Europe’s powerful club teams also voiced their displeasure, as a move to the winter would completely disrupt the European domestic leagues. FIFA was forced to change its tune, suggesting a switch to February would be more feasible, though that is now being opposed by the International Olympic Committee, which will be staging its own Winter Games that month.
“Mr. Blatter had flown to Qatar straight after the World Cup (in Brazil) so he was there in July and I think he just realized how unbelievably hot it is,” Greg Dyke, chairman of England’s Football Association, told BBC Radio last week. “His view is that we can’t possibly hold it in the summer.
“There seems to be some going back on that now, that we could hold it in the summer after all. But I just don’t think it’s possible and I don’t think he thinks it’s possible”
Now Europe’s most influential clubs are making clear what their preferences are, and FIFA will have to play ball with them.
The ECA was originally founded in 2008 by 16 of the richest clubs in the world. Among its ranks are such titans as England’s Manchester United, Germany’s Bayern Munich, and Spain’s Real Madrid and FC Barcelona. The association has now grown to include 214 clubs from across Europe.
During the 2014 World Cup in Brazil, European clubs supplied more than 75 percent of the players and nearly all members of the teams that advanced past the quarterfinals. Most of the top players in the world are contracted and paid by the elite European club teams.
The ECA will present its formal proposal at a FIFA Task Force meeting on Nov. 3. The task force will then recommend a preferred a timetable to FIFA’s executive committee in the spring of 2015. FIFA is supposed to announce all decisions concerning the Qatar World Cup at that time, in a transparent attempt to stall for more time.
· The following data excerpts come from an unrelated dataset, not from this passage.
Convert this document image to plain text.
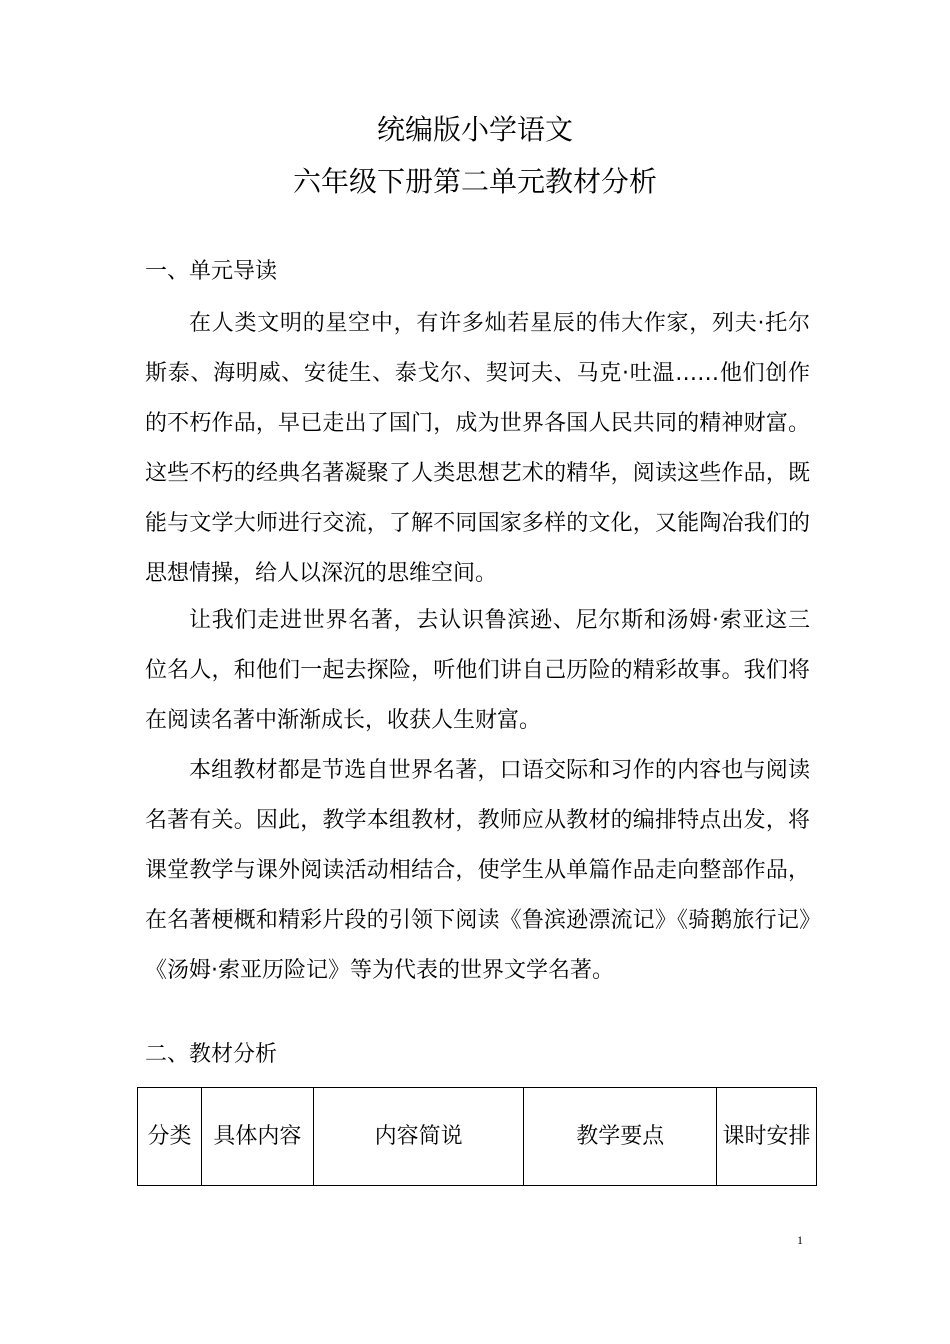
统编版小学语文
六年级下册第二单元教材分析
一、单元导读

在人类文明的星空中，有许多灿若星辰的伟大作家，列夫·托尔斯泰、海明威、安徒生、泰戈尔、契诃夫、马克·吐温……他们创作的不朽作品，早已走出了国门，成为世界各国人民共同的精神财富。这些不朽的经典名著凝聚了人类思想艺术的精华，阅读这些作品，既能与文学大师进行交流，了解不同国家多样的文化，又能陶冶我们的思想情操，给人以深沉的思维空间。

让我们走进世界名著，去认识鲁滨逊、尼尔斯和汤姆·索亚这三位名人，和他们一起去探险，听他们讲自己历险的精彩故事。我们将在阅读名著中渐渐成长，收获人生财富。

本组教材都是节选自世界名著，口语交际和习作的内容也与阅读名著有关。因此，教学本组教材，教师应从教材的编排特点出发，将课堂教学与课外阅读活动相结合，使学生从单篇作品走向整部作品，在名著梗概和精彩片段的引领下阅读《鲁滨逊漂流记》《骑鹅旅行记》《汤姆·索亚历险记》等为代表的世界文学名著。

二、教材分析
分类	具体内容	内容简说	教学要点	课时安排
1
FIFA has been under siege since the selection of Qatar as host in December 2010. Numerous reports have surfaced deploring the inhumane working and living conditions for the gulf state’s migrant laborers. And corruption in the Qatar vote has been so widely alleged that FIFA finally had to appoint an independent entity to investigate the process.
But after American lawyer Michael Garcia presented his formal findings to FIFA’s executive committee in September, it immediately shut down all efforts to make that report public.
To be sure, FIFA has successfully changed the subject on Qatar’s viability as host to a simple weather issue. Blatter is – gladly – willing to negotiate the timetable of the 2022 World Cup with his various moneyed constituents just as long as allegations of the governing body’s corrupt practices and other unmentionables concerning the host nation are kept under wraps.